The Belarus People’s Assembly in Minsk on February 11-12 was a retro neo-Soviet affair. With the pomp and circumstance of a 1970s-vintage Communist Party Congress, strongman Alyaksandr Lukashenka assailed six months of protests against his autocratic regime as a Western-controlled “rebellion” to a room of nearly 3,000 handpicked loyalists under a banner reading Unity! Development! Independence!
Days earlier, on February 7, cities in Europe and North America marked Solidarity With Belarus Day at the request of exiled opposition leader Sviatlana Tsikhanouskaya with a series of creative and innovative public displays. These included a drone in Kyiv carrying the flag of the pre-Soviet Republic of Belarus; the facade of the Estonian parliament in Tallinn and the skies over the Latvian capital Riga lit up in red and white; and a giant flag unfurled and carried down the streets of Gdansk, Poland. Tsikhanouskaya also launched an online solidarity conference that showcased her launch of Belarusian People’s Embassies.
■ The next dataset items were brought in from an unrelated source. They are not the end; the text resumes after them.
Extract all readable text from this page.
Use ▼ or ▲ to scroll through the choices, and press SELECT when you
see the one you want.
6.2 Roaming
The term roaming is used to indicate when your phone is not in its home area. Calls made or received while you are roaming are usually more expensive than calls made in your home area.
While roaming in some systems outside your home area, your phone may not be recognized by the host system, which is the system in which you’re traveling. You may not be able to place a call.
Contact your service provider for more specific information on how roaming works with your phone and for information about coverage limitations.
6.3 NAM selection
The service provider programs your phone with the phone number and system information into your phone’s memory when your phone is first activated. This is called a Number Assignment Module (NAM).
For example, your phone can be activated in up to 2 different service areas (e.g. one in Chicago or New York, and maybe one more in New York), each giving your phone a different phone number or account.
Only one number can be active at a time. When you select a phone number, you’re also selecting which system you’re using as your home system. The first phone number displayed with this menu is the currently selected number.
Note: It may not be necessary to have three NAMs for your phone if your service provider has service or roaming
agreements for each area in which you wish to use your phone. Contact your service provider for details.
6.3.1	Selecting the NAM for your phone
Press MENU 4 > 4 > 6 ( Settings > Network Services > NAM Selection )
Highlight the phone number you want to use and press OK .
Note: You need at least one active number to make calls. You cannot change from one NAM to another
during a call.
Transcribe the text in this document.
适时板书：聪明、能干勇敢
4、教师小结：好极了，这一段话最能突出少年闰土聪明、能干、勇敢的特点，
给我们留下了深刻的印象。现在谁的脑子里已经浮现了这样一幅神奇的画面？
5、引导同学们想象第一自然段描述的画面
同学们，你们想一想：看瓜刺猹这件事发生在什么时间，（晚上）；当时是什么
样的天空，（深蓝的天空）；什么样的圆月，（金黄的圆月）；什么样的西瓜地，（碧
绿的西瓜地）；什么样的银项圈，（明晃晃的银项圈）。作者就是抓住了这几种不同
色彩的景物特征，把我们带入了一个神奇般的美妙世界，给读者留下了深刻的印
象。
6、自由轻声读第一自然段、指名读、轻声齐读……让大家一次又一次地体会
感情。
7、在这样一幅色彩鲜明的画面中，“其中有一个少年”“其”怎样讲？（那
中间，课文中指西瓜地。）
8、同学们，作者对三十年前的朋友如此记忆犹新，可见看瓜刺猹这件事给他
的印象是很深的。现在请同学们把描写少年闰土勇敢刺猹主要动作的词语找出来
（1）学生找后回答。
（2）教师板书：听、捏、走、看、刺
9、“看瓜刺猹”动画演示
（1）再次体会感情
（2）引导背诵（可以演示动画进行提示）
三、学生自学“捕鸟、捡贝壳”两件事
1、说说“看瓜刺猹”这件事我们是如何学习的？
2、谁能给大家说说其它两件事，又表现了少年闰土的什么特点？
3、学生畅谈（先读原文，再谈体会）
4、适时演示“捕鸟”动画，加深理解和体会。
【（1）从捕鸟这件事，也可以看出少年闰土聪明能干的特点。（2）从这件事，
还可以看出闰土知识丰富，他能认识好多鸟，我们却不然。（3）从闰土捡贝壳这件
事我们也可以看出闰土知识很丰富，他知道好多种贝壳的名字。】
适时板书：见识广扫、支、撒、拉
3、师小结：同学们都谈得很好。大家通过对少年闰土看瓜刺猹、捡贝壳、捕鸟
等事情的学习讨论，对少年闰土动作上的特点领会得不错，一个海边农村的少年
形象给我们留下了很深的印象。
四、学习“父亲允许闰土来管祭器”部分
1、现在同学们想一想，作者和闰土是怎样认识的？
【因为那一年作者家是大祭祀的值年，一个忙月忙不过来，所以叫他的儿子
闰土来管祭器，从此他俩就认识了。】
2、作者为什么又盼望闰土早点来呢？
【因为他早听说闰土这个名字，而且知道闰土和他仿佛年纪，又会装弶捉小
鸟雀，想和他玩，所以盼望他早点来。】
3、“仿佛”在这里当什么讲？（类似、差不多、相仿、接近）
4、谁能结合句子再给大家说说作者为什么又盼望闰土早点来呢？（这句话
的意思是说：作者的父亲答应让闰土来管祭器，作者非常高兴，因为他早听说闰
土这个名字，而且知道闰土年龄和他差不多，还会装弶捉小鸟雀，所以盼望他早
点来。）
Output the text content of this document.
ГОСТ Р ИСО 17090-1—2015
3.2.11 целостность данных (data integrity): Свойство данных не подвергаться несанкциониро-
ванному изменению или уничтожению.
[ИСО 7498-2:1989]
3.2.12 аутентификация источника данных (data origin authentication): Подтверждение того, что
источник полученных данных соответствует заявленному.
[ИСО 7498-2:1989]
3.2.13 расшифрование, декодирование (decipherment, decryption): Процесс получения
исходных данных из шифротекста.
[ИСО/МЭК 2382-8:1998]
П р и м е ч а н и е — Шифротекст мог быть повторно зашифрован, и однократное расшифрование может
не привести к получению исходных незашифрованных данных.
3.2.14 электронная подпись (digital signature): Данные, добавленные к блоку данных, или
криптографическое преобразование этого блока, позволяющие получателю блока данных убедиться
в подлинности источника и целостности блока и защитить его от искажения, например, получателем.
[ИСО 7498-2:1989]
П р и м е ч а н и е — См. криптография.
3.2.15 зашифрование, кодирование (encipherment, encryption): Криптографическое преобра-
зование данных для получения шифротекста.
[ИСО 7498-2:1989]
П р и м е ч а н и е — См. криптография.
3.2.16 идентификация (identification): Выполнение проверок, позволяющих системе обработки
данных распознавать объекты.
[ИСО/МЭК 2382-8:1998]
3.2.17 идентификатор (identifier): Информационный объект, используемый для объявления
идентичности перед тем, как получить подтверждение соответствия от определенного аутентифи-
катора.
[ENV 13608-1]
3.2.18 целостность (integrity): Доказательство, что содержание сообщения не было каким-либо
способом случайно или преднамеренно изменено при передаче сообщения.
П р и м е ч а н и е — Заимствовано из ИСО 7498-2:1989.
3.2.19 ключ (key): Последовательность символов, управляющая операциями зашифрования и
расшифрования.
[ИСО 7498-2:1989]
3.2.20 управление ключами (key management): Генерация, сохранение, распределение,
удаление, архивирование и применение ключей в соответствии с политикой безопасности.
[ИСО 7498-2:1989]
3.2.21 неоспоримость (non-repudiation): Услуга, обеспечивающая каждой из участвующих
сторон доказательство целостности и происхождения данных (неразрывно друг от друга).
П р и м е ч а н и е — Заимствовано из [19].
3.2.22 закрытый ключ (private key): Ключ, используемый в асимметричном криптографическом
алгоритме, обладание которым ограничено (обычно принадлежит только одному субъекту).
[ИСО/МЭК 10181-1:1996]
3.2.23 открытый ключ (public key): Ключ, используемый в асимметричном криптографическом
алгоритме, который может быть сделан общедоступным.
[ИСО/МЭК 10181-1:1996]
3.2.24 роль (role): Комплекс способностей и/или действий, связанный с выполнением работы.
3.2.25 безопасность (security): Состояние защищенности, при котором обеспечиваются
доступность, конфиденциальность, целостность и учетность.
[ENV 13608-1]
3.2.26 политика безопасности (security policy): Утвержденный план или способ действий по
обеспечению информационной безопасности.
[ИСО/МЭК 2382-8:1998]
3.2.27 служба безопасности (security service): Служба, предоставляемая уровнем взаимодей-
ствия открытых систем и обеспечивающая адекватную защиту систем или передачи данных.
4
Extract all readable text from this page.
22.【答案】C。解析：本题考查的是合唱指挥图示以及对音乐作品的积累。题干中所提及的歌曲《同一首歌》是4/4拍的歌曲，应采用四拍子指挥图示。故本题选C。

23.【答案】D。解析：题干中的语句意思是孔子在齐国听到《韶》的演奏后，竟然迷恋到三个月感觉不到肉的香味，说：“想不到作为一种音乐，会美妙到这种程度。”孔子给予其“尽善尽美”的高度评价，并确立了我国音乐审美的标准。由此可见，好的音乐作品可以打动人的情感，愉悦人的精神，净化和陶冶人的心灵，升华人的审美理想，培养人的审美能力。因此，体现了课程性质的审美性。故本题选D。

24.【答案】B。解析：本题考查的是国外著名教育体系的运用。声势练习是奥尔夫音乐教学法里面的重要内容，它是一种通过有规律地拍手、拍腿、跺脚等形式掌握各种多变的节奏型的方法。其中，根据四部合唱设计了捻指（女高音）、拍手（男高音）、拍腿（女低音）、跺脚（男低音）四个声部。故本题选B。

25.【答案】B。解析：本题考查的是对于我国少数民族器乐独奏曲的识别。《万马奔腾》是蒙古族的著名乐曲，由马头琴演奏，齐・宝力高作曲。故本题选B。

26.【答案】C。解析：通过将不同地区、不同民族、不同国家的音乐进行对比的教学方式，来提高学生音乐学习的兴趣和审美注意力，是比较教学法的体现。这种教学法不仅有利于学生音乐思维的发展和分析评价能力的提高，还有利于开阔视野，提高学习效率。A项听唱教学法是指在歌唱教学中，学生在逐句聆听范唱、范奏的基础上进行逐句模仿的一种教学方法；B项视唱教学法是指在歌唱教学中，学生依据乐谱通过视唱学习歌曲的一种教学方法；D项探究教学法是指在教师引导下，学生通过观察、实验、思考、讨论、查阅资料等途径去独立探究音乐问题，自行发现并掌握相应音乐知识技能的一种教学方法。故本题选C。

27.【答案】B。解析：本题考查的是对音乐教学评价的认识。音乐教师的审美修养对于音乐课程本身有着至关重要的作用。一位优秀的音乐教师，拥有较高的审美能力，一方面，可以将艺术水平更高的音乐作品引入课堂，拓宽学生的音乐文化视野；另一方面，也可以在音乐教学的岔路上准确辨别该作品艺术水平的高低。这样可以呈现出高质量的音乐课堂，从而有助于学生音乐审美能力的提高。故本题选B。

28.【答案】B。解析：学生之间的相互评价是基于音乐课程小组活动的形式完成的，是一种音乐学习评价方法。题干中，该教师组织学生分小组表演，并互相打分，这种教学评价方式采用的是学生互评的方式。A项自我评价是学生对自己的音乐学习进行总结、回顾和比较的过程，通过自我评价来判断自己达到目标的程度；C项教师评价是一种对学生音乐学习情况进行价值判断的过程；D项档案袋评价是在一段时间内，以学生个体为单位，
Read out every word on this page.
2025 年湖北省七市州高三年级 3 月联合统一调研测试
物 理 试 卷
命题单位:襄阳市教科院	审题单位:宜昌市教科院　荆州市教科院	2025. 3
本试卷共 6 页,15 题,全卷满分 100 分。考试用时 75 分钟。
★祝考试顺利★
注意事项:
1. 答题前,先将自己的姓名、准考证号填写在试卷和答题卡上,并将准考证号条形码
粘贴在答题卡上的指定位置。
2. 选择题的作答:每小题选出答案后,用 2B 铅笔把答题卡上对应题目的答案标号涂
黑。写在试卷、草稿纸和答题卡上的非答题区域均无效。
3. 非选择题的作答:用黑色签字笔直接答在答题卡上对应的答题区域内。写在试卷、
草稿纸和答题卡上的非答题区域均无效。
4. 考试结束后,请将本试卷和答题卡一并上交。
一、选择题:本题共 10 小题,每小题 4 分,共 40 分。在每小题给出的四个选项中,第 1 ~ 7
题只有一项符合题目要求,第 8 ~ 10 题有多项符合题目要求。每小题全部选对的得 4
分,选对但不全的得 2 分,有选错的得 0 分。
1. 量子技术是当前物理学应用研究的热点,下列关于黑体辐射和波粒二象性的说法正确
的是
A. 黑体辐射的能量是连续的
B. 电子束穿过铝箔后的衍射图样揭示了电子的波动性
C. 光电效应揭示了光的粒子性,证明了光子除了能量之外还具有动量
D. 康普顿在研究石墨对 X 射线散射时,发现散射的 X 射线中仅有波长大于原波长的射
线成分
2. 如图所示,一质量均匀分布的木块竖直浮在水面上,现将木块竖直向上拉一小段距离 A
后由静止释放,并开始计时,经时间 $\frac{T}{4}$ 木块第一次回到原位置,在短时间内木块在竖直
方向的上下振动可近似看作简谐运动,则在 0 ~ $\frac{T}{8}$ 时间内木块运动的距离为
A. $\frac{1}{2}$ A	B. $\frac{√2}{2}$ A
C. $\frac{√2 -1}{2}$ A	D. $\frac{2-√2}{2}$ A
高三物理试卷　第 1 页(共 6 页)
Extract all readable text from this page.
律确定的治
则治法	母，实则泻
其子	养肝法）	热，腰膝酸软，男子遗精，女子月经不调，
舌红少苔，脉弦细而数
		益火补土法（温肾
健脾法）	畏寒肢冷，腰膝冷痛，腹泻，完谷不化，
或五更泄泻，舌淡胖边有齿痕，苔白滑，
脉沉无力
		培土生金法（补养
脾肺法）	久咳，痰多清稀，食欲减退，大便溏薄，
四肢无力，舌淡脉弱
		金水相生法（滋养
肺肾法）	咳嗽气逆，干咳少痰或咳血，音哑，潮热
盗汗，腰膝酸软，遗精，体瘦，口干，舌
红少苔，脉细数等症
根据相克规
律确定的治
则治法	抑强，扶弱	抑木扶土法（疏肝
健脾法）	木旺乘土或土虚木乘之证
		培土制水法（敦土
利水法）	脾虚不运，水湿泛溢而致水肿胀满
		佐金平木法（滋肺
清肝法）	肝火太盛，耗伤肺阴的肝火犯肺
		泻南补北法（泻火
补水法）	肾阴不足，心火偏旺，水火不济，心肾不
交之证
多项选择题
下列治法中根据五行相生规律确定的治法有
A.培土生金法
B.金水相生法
Something old, something new. And the contrast could hardly be sharper. But the disparity between the Lukashenka regime’s visible staleness and the opposition’s jubilance and freshness is about more than just optics. Political change in authoritarian regimes consists of an inside game and an outside game-the politics of the elite and the politics of the street. And what the events of the past several weeks reveal, above and beyond the contrasting visuals, is that the elite is tired, divided, and out of ideas, while the street is energized, invigorated, and innovative.